Another connection is already running ‘sp_replcmds’ for Change Data Capture in the current database

I recently got this error message in a CDC scenario. There are 2 places you can discover this. You can look at the job history for your CDC capture job, and you can look in sys.dm_cdc_errors.

Since CDC uses the replication log reader repl rules apply here in that you can only have one process running sp_replcmds at once. And in the case of CDC and repl, that’ll be the log reader.

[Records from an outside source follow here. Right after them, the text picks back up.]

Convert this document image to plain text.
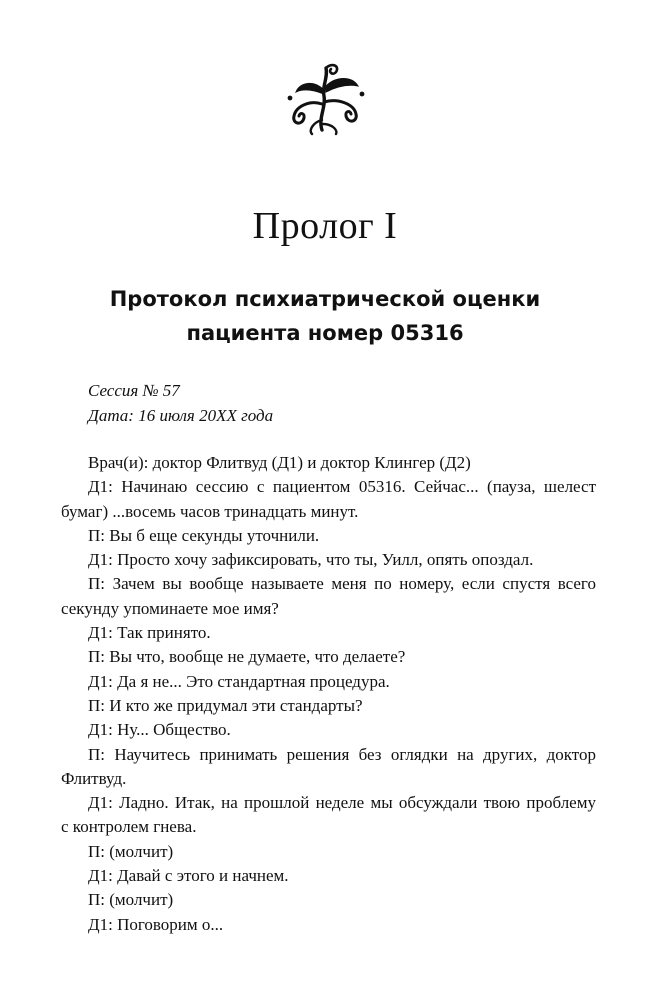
Пролог I
Протокол психиатрической оценки
пациента номер 05316
Сессия № 57
Дата: 16 июля 20XX года
Врач(и): доктор Флитвуд (Д1) и доктор Клингер (Д2)
Д1: Начинаю сессию с пациентом 05316. Сейчас... (пауза, шелест
бумаг) ...восемь часов тринадцать минут.
П: Вы б еще секунды уточнили.
Д1: Просто хочу зафиксировать, что ты, Уилл, опять опоздал.
П: Зачем вы вообще называете меня по номеру, если спустя всего
секунду упоминаете мое имя?
Д1: Так принято.
П: Вы что, вообще не думаете, что делаете?
Д1: Да я не... Это стандартная процедура.
П: И кто же придумал эти стандарты?
Д1: Ну... Общество.
П: Научитесь принимать решения без оглядки на других, доктор
Флитвуд.
Д1: Ладно. Итак, на прошлой неделе мы обсуждали твою проблему
с контролем гнева.
П: (молчит)
Д1: Давай с этого и начнем.
П: (молчит)
Д1: Поговорим о...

That said, how did this happen to begin with? Well in my case I think what happened was another DBA noticed that the log had gotten up to 6GB and never came down. Log backups were running every hour so over the course of a couple weeks it should have cleared out all the xact, but for some reason it didn’t. For some reason there were still 6GB in the log that remained active. So what I think happened is the other DBA stopped the CDC capture job and ran sp_repldone to clear things out. Now this is where the mistake came about. He didn’t run sp_replflush afterwards and he didn’t disconnect his session. I suspected this may be the case so all I did was disconnect his session and restart the CDC capture job and it started up again right away.

Now, to my knowledge there wasn’t anything I could have done to know which connection it was because he had run a few other things since then and his inputbuffer was misleading. The only thing that let me know which spid to kill was the fact I knew who probably did something like that.

Anyway, I don’t know how to tell you to find the offending user in a case like this where it’s just left over from a previous query in the same connection. But at least you know what you need to do now so you can make your own guesses as to who it is. If anyone has a better way to find this info I’d love to hear it.